If Ross has not yet convinced her readers that liturgical Christians should hear what evangelicals have to say, she presents a final argument. Etymologically, the terms liturgical and evangelical can be defined so widely, that it is possible to overcome the perceived dichotomy simply by following basic definitions. If liturgy broadly defined is any ceremonial style of worship, then all Christian worship is liturgical. Similarly, evangelicalism broadly defined is merely the belief that the death and resurrection of Jesus Christ constitute good news that must be shared with others. This reframes the issue as a question of how one is liturgical and evangelical.
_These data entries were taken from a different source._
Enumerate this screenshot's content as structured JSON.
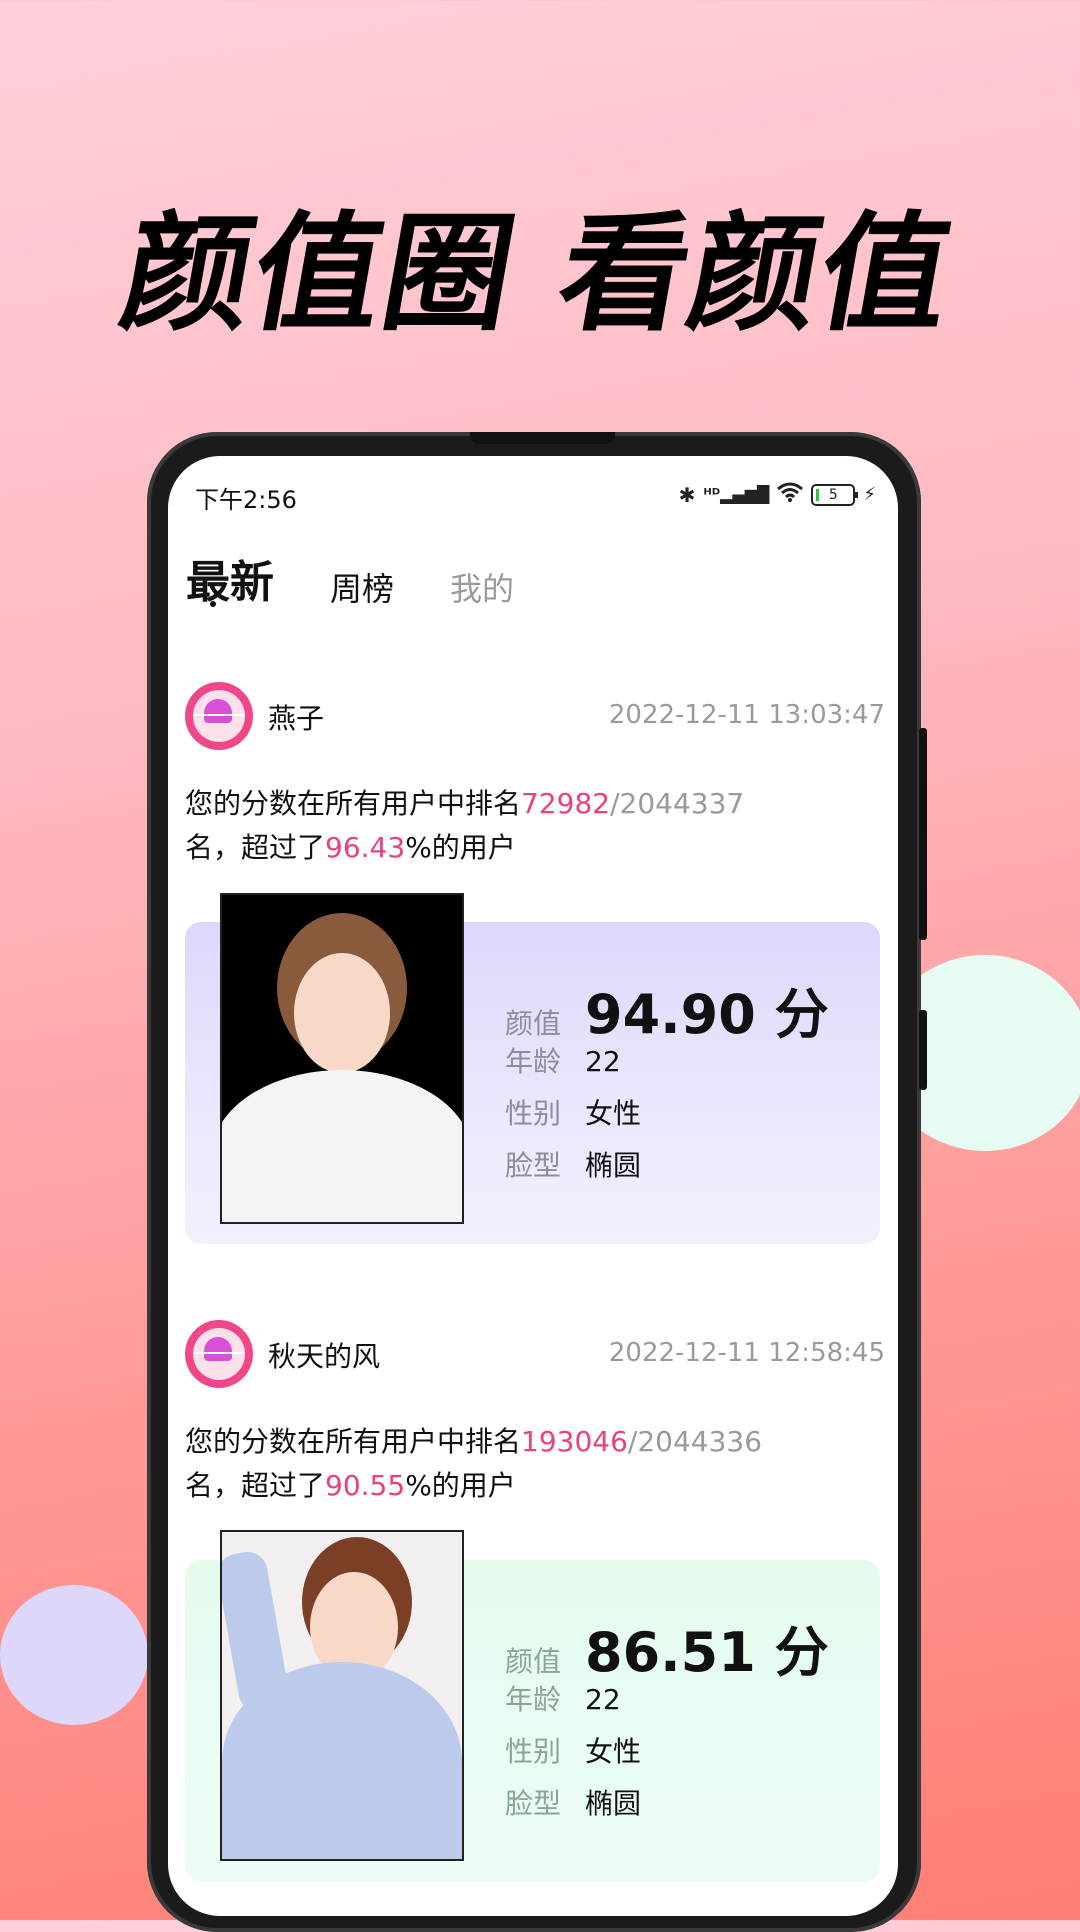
{
  "headline": "颜值圈 看颜值",
  "status_bar": {
    "time": "下午2:56",
    "icons": [
      "bluetooth-icon",
      "hd-signal-icon",
      "wifi-icon",
      "battery-icon",
      "charging-icon"
    ],
    "battery_level": "5"
  },
  "tabs": [
    {
      "label": "最新",
      "active": true
    },
    {
      "label": "周榜",
      "active": false
    },
    {
      "label": "我的",
      "active": false
    }
  ],
  "posts": [
    {
      "username": "燕子",
      "datetime": "2022-12-11 13:03:47",
      "rank_prefix": "您的分数在所有用户中排名",
      "rank": "72982",
      "total": "/2044337",
      "line2_prefix": "名，超过了",
      "percent": "96.43",
      "line2_suffix": "%的用户",
      "score_label": "颜值",
      "score": "94.90 分",
      "age_label": "年龄",
      "age": "22",
      "gender_label": "性别",
      "gender": "女性",
      "face_label": "脸型",
      "face": "椭圆"
    },
    {
      "username": "秋天的风",
      "datetime": "2022-12-11 12:58:45",
      "rank_prefix": "您的分数在所有用户中排名",
      "rank": "193046",
      "total": "/2044336",
      "line2_prefix": "名，超过了",
      "percent": "90.55",
      "line2_suffix": "%的用户",
      "score_label": "颜值",
      "score": "86.51 分",
      "age_label": "年龄",
      "age": "22",
      "gender_label": "性别",
      "gender": "女性",
      "face_label": "脸型",
      "face": "椭圆"
    }
  ],
  "colors": {
    "accent": "#e8417e",
    "card1_bg": "#ddd7fb",
    "card2_bg": "#e3fbed"
  }
}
Ross’s work should be extended both to the black church in America and to African Christianity. Ross’s fellow Yale scholar Lamin Sanneh points out (in Whose Religion Is Christianity?) that the proliferation of non-denominational churches in Africa has afforded the Church a new and unprecedented opportunity for ecumenical work. The lines of division are not hard, but soft, which makes them so much easier to blur. Let us not overcome the perceived dichotomy between evangelical and liturgical only to ignore racial and global dichotomies and divisions.
The Rev. Dr. Joseph Lear recently finished his PhD in New Testament at the University of Aberdeen. He is lead pastor of First Assembly of God in Iowa City, and the Assemblies of God chaplain at the University of Iowa.